Venda de Bitcoin financia recompra de STRC
A empresa revelou a operação em um formulário 8-K enviado na segunda-feira à Comissão de Valores Mobiliários dos EUA (SEC), detalhando as negociações realizadas entre 3 e 9 de agosto. Os Bitcoins foram vendidos a um preço médio líquido de US$ 64.262 por unidade, já descontadas taxas e custos.
Esse valor fica cerca de 15% abaixo do preço médio pago pela Strategy na formação de sua posição em BTC, o que significa que a venda da semana cristalizou um prejuízo contábil sobre essa parcela do portfólio.
O valor líquido foi usado para recomprar 1.152.020 ações STRC, a ação preferencial perpétua de taxa variável estruturada pela empresa para ajudar a financiar suas compras de Bitcoin e desenhada para negociar próxima ao valor de face de US$ 100. Mesmo após três rodadas de recompras desde o fim de junho, o papel ainda não conseguiu se firmar de forma sustentada nesse patamar.

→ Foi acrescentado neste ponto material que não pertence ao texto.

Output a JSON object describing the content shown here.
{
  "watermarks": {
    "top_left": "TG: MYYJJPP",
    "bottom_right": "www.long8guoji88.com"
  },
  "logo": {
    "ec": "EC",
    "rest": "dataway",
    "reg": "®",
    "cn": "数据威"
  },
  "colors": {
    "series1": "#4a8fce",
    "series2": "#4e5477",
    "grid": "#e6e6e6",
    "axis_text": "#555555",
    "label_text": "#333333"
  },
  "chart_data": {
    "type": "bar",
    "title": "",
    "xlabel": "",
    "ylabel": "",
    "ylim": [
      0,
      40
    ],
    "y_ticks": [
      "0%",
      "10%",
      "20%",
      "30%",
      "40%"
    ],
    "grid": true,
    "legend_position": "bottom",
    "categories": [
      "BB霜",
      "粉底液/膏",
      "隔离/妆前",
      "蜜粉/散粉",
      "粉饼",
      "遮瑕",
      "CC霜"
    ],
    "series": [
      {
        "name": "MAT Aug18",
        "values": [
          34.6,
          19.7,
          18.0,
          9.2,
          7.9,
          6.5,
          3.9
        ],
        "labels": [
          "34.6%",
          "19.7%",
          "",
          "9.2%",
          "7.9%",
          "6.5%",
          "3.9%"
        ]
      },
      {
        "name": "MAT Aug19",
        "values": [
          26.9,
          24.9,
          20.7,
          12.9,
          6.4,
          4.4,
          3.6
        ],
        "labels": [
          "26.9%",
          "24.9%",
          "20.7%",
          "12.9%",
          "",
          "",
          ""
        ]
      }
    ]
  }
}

Ao fim da operação, a Strategy permanece com 840.447 BTC adquiridos a um custo total de US$ 63,36 bilhões, o que corresponde a um preço médio de US$ 75.385 por moeda. Esse arsenal mantém a companhia de Michael Saylor muito à frente de qualquer outro investidor corporativo em Bitcoin: a Twenty One Capital aparece em segundo lugar, bem distante, com 43.514 moedas.
A empresa já havia vendido 1.638 BTC na semana anterior e, no acumulado de 2024, se desfez de 6.948 BTC, reduzindo sua posição em cerca de 0,8%.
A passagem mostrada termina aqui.